1 KİLO BUĞDAY İÇİN 18 BİN LİTRE SU

Sağlıklı ve verimli ekilebilir araziler ile sürdürülebilir tarım sayesinde giderek artan dünya nüfusunun su ve gıda ihtiyacının güvence altına alınması mümkün. Burada bir diğer önemli faktör, her ülkenin zirai üretim koşulunun farklı olması. Örneğin 1 kilo buğday üretimi için Somali gibi kurak bir ülkede tam 18 bin litre su gerekirken, Slovakya gibi bol yağış alan bir ülkede 465 litre su yeterli oluyor. Bir ülkedeki gıda maddesi üretim sürecinin, varolan su kaynaklarıyla doğru orantılı bir seviyeye çekilmesi kaçınılmaz görünüyor.

 

Alman tarım uzmanı Benedikt Haerlin, gelişmiş ülkelerin farkında olmadan kurak ülkelerin suyunu dolaylı da olsa gasp ettiğini ilginç bir örnekle açıklıyor: "Örneğin, suyun çok daha az olduğu ülkelerden soya ve diğer tarım ürünlerini almak suretiyle aslında Almanya'ya su ithal ediyoruz.
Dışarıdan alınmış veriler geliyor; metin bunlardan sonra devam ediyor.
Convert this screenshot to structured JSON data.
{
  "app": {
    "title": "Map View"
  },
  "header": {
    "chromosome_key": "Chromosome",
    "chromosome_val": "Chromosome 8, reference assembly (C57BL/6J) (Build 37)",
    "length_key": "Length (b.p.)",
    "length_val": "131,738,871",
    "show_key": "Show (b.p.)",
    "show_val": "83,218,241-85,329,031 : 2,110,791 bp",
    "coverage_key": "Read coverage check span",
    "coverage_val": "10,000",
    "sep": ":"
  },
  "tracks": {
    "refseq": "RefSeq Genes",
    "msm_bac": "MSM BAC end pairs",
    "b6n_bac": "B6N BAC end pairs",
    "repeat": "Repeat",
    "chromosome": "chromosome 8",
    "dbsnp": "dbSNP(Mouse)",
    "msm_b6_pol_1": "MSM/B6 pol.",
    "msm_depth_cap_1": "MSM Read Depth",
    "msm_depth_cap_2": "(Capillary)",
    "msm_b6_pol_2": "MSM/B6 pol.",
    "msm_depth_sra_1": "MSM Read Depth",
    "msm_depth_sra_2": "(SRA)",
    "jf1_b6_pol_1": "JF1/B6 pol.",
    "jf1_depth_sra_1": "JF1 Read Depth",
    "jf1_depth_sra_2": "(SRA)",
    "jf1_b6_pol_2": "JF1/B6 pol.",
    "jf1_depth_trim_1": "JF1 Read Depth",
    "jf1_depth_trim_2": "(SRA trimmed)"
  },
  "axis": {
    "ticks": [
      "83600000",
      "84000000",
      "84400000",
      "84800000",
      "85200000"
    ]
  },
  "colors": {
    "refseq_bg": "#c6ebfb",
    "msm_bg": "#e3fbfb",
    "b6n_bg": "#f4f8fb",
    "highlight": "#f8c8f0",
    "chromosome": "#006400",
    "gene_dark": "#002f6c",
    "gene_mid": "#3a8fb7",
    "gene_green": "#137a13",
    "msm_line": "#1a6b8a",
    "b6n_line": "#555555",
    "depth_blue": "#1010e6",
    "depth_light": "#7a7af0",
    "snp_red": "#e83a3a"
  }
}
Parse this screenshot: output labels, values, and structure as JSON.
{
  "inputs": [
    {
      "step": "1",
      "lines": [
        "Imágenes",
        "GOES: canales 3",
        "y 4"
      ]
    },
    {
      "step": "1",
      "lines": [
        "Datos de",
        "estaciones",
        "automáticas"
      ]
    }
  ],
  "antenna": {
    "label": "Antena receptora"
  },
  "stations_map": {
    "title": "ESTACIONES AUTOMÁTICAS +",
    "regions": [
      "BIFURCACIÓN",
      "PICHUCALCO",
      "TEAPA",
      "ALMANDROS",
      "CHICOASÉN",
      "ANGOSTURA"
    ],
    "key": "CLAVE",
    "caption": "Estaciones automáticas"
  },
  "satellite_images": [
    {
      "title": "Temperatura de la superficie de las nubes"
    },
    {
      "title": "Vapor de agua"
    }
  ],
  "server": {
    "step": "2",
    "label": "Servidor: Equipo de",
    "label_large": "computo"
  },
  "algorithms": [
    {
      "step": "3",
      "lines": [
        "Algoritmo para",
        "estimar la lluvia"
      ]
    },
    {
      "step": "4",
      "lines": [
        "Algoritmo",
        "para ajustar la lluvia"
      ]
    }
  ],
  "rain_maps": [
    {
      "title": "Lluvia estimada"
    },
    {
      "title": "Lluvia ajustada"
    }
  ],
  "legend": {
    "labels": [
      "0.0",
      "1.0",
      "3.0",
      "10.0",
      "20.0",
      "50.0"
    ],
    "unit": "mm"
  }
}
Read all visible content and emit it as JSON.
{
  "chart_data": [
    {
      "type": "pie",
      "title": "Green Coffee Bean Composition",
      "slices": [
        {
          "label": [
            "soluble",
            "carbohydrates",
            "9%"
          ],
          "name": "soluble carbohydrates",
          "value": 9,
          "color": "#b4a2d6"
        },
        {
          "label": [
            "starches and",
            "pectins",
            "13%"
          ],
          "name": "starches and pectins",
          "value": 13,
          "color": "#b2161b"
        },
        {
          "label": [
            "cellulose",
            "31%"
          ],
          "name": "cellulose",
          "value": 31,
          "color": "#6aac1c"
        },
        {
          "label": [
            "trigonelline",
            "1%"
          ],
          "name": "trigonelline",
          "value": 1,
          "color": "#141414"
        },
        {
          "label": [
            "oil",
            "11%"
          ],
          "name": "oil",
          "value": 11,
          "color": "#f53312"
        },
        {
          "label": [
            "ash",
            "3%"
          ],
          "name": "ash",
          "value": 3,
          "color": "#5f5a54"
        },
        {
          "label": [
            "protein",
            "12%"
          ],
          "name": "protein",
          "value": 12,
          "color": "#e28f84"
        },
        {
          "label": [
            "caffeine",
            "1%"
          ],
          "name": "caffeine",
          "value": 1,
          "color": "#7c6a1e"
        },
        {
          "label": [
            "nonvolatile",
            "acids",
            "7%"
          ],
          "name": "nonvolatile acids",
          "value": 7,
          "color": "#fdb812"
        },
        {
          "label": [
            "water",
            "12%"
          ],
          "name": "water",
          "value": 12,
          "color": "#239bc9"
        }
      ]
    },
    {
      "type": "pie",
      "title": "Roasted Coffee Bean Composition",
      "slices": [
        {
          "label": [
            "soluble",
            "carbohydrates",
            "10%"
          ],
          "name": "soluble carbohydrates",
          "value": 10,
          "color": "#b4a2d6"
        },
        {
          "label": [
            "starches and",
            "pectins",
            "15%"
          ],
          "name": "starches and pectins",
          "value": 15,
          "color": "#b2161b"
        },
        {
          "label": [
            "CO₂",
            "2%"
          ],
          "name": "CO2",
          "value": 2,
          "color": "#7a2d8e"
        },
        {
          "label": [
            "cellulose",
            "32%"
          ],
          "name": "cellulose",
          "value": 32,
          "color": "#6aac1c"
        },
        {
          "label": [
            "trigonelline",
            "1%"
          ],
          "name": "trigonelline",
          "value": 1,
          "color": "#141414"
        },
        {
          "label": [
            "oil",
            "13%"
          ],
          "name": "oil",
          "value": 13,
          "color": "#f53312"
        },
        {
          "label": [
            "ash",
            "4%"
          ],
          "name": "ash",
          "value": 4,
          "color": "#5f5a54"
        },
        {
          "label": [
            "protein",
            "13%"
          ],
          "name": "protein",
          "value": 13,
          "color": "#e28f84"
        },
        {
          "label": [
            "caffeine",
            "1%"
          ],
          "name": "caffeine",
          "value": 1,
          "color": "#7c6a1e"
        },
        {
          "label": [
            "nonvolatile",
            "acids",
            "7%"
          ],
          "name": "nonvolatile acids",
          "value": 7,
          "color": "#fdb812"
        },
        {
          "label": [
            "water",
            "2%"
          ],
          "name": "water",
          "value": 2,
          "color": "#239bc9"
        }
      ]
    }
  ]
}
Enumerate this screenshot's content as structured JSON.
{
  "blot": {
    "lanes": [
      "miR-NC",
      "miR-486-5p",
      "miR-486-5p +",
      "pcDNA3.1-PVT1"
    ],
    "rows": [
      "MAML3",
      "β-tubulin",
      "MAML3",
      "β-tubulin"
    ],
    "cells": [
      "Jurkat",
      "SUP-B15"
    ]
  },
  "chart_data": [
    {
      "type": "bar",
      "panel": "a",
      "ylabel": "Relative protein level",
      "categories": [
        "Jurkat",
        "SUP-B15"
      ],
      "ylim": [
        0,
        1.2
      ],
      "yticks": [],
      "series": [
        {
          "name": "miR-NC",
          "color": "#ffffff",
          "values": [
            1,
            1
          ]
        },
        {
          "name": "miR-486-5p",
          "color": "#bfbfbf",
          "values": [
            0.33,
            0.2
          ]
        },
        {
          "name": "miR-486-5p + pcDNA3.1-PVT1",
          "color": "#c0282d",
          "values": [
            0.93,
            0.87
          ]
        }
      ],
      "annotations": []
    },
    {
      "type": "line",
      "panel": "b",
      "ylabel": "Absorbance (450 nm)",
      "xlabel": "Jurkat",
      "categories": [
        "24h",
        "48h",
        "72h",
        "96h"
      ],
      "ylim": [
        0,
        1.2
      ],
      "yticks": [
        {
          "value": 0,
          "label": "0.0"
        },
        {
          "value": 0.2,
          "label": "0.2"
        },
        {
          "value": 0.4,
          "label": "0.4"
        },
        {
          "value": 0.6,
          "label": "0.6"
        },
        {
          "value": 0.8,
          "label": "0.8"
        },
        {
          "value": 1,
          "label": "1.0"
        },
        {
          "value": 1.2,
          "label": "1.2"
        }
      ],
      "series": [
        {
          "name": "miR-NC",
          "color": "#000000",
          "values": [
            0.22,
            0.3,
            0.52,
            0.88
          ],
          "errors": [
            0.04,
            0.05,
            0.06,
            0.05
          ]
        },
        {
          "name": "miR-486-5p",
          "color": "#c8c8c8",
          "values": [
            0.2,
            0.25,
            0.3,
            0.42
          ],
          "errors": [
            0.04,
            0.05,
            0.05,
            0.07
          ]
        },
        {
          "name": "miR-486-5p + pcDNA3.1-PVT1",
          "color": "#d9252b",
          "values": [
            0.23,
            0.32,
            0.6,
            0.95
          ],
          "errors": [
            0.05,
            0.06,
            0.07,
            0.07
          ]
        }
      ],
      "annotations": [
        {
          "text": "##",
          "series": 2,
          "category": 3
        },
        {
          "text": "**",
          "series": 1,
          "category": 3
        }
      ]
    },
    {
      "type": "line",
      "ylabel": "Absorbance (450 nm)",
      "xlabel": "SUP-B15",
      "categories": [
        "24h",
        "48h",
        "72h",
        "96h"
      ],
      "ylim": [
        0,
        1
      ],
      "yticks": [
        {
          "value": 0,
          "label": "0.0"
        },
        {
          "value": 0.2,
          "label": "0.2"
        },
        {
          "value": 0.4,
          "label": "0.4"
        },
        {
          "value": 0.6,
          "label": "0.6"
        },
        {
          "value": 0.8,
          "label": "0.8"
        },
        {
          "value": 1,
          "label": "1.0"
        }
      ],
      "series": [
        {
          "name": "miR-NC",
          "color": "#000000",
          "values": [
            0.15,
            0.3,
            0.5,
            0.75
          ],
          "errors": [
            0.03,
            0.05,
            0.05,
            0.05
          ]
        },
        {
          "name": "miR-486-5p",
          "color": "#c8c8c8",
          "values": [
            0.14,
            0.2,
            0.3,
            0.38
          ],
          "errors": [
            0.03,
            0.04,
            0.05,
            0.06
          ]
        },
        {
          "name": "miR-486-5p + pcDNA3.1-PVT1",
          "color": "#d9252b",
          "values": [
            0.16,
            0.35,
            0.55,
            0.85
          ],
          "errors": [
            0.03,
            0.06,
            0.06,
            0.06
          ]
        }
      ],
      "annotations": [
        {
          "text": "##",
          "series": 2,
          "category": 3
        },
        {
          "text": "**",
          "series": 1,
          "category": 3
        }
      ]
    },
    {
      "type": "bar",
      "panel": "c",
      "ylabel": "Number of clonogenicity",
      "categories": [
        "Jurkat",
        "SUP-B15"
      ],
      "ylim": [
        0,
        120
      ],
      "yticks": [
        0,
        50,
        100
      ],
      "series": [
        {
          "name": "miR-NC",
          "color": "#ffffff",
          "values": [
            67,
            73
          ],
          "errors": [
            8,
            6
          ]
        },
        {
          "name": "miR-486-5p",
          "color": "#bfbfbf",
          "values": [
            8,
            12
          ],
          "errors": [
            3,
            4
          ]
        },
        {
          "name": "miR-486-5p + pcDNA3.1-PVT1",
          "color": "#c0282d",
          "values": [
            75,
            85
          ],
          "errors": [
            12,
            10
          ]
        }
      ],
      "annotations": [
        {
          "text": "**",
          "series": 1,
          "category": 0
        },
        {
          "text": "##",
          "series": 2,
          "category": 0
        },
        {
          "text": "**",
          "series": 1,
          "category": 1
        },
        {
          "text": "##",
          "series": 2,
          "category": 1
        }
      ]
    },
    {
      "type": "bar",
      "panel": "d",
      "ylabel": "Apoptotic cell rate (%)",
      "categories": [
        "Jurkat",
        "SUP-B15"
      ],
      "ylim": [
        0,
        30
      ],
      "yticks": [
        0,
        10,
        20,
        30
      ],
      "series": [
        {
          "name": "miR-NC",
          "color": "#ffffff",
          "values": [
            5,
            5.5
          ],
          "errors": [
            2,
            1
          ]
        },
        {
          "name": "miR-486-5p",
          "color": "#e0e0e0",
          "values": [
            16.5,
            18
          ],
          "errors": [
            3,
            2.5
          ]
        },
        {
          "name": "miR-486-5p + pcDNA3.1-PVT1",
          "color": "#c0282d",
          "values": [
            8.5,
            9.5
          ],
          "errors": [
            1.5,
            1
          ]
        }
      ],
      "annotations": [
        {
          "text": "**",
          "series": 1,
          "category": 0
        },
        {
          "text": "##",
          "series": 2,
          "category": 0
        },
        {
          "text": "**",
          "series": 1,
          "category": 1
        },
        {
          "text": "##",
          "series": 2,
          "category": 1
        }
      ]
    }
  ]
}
Oysa bu 'sanal su' ticareti, suyun bol olduğu ülkelerden suya ihtiyaç duyulan ülkelere yapılmalı. Paranın daha çok olduğu ülkelere değil."

 

PETROL MÜ ÖNEMLİ YOKSA SU MU?

BM Ekonomik ve Sosyal İşler Dairesi DESA bünyesindeki Su Sekreteryası'nın Yöneticisi Kenza Robinson ise insanların, petrol kaynaklarının tükenecek olmasına daha fazla kafa yorduklarını, çok daha önemli olan su kaynaklarının korunması konusuna ise yeterince önem verilmediğini savunuyor: "Su, hayattır. Bu nedenle suyu, fosil yakıtlarla mukayese edemeyiz. Su, her şeyden önce bir insan hakkıdır. Su olmadan biz de yaşayamayız, gezegenimiz de. Bu bakımdan diğer tüm kaynaklardan daha önemlidir. Bu özel konumu sebebiyle suyu, tek tek sektörel bazda değil, bir bütün olarak değerlendirmeliyiz."